Villamil is cofounder of Gulejo, a Gainesville coffee roaster and distributor. The company is housed in Starter Space, a business incubator in the old Firestone building on West University Avenue.
It's tempting for a curmudgeon like me to dismiss startup fever as a sign that young people today care more about making money than making a difference.
After having a cup of coffee with Villamil last week, it's more clear to me that it doesn't have to be an either/or proposition.
Villamil said Gulejo embraces the concept of social entrepreneurship, a concept gaining currency locally through the work of UF faculty member Kristin Joos.
The idea has been described as entrepreneurship carried out for a societal benefit. Examples include Toms Shoes giving away a pair of shoes to a child in need for every pair that the company sells.
Gulejo promises a percentage of profits to worthy causes. Villamil said the company gets coffee from Nicaragua, so it will fund UF medical mission trips there. It also is committed to ethically sourced coffee, he said, through direct trade with farmers to ensure they're fairly paid.
The journalist in me is skeptical of the capacity of businesses infused with a profit motive to do good.
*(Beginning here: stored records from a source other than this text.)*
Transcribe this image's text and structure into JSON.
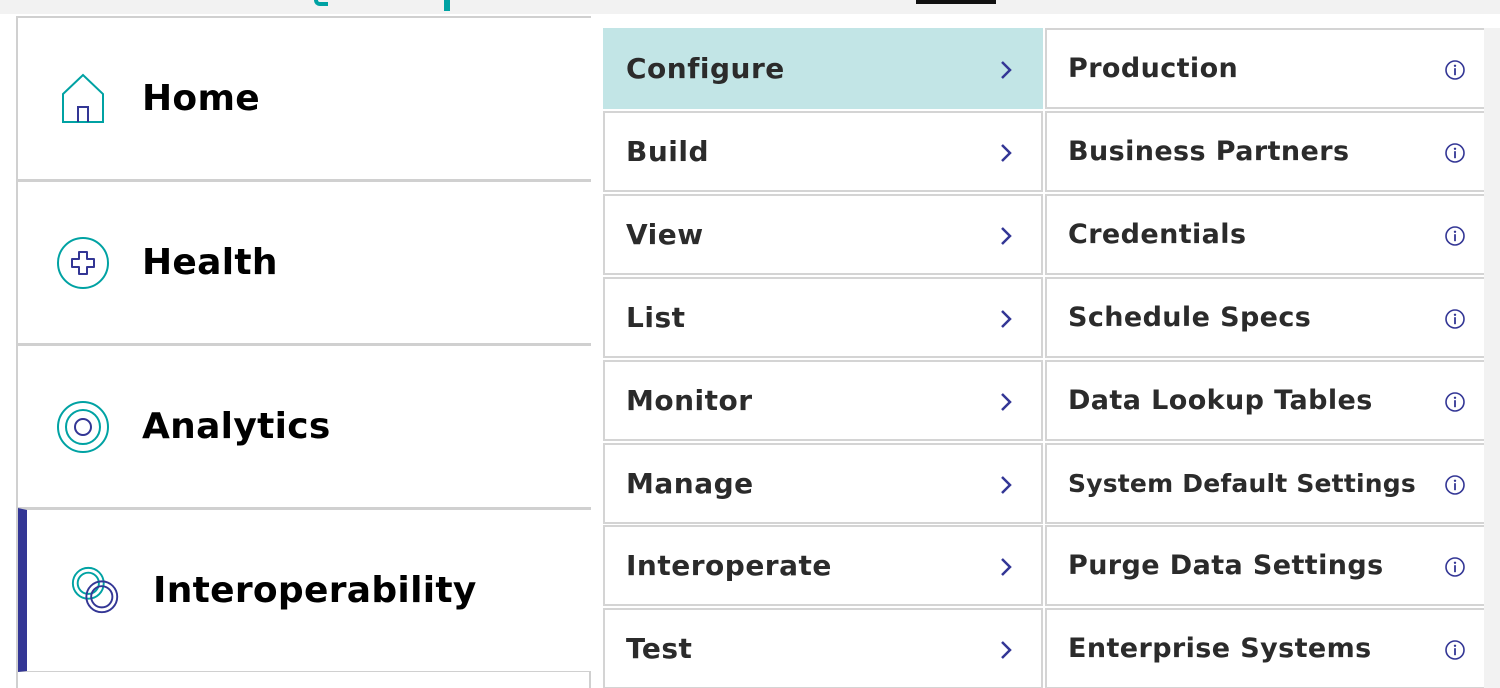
{
  "left_nav": {
    "items": [
      {
        "label": "Home",
        "icon": "home-icon",
        "active": false
      },
      {
        "label": "Health",
        "icon": "health-plus-icon",
        "active": false
      },
      {
        "label": "Analytics",
        "icon": "analytics-target-icon",
        "active": false
      },
      {
        "label": "Interoperability",
        "icon": "interoperability-rings-icon",
        "active": true
      }
    ],
    "active_indicator_color": "#333695"
  },
  "menu": {
    "items": [
      {
        "label": "Configure",
        "selected": true
      },
      {
        "label": "Build",
        "selected": false
      },
      {
        "label": "View",
        "selected": false
      },
      {
        "label": "List",
        "selected": false
      },
      {
        "label": "Monitor",
        "selected": false
      },
      {
        "label": "Manage",
        "selected": false
      },
      {
        "label": "Interoperate",
        "selected": false
      },
      {
        "label": "Test",
        "selected": false
      }
    ],
    "selected_bg": "#c2e5e6",
    "chevron_icon": "chevron-right-icon"
  },
  "submenu": {
    "items": [
      {
        "label": "Production"
      },
      {
        "label": "Business Partners"
      },
      {
        "label": "Credentials"
      },
      {
        "label": "Schedule Specs"
      },
      {
        "label": "Data Lookup Tables"
      },
      {
        "label": "System Default Settings"
      },
      {
        "label": "Purge Data Settings"
      },
      {
        "label": "Enterprise Systems"
      }
    ],
    "info_icon": "info-icon"
  },
  "colors": {
    "teal": "#00a2a3",
    "indigo": "#333695"
  }
}
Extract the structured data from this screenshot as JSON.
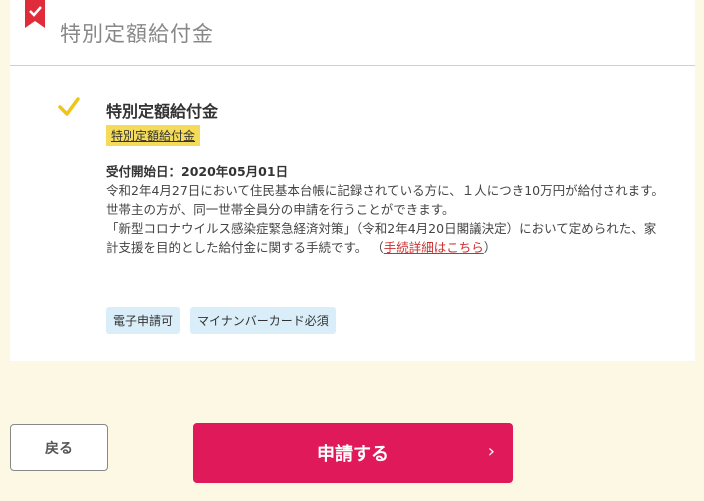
{
  "card": {
    "title": "特別定額給付金"
  },
  "item": {
    "title": "特別定額給付金",
    "tag": "特別定額給付金",
    "date_line": "受付開始日：2020年05月01日",
    "paragraph1": "令和2年4月27日において住民基本台帳に記録されている方に、１人につき10万円が給付されます。",
    "paragraph2": "世帯主の方が、同一世帯全員分の申請を行うことができます。",
    "paragraph3": "「新型コロナウイルス感染症緊急経済対策」（令和2年4月20日閣議決定）において定められた、家計支援を目的とした給付金に関する手続です。",
    "link_open": "（",
    "link_text": "手続詳細はこちら",
    "link_close": "）",
    "badges": [
      "電子申請可",
      "マイナンバーカード必須"
    ]
  },
  "buttons": {
    "back": "戻る",
    "apply": "申請する",
    "apply_chevron": "›"
  },
  "colors": {
    "background": "#fdf8e4",
    "accent": "#e0195a",
    "bookmark": "#e02b3a",
    "tag": "#f4dc5a",
    "badge": "#d9eef8",
    "check": "#f0c419"
  },
  "icons": {
    "bookmark": "bookmark-check-icon",
    "check": "checkmark-icon",
    "chevron": "chevron-right-icon"
  }
}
But as Villamil acknowledges, doing good also is good for business.
His generation is more aware of a company's business practices through social networking and online reviews. And research suggests Millennials are more likely to buy products from companies with a social component.
So for anyone depressed that Mark Zuckerberg is this generation's JFK, all is not lost. Young people today still care about making a difference, they just have a different view of the best way to change the world.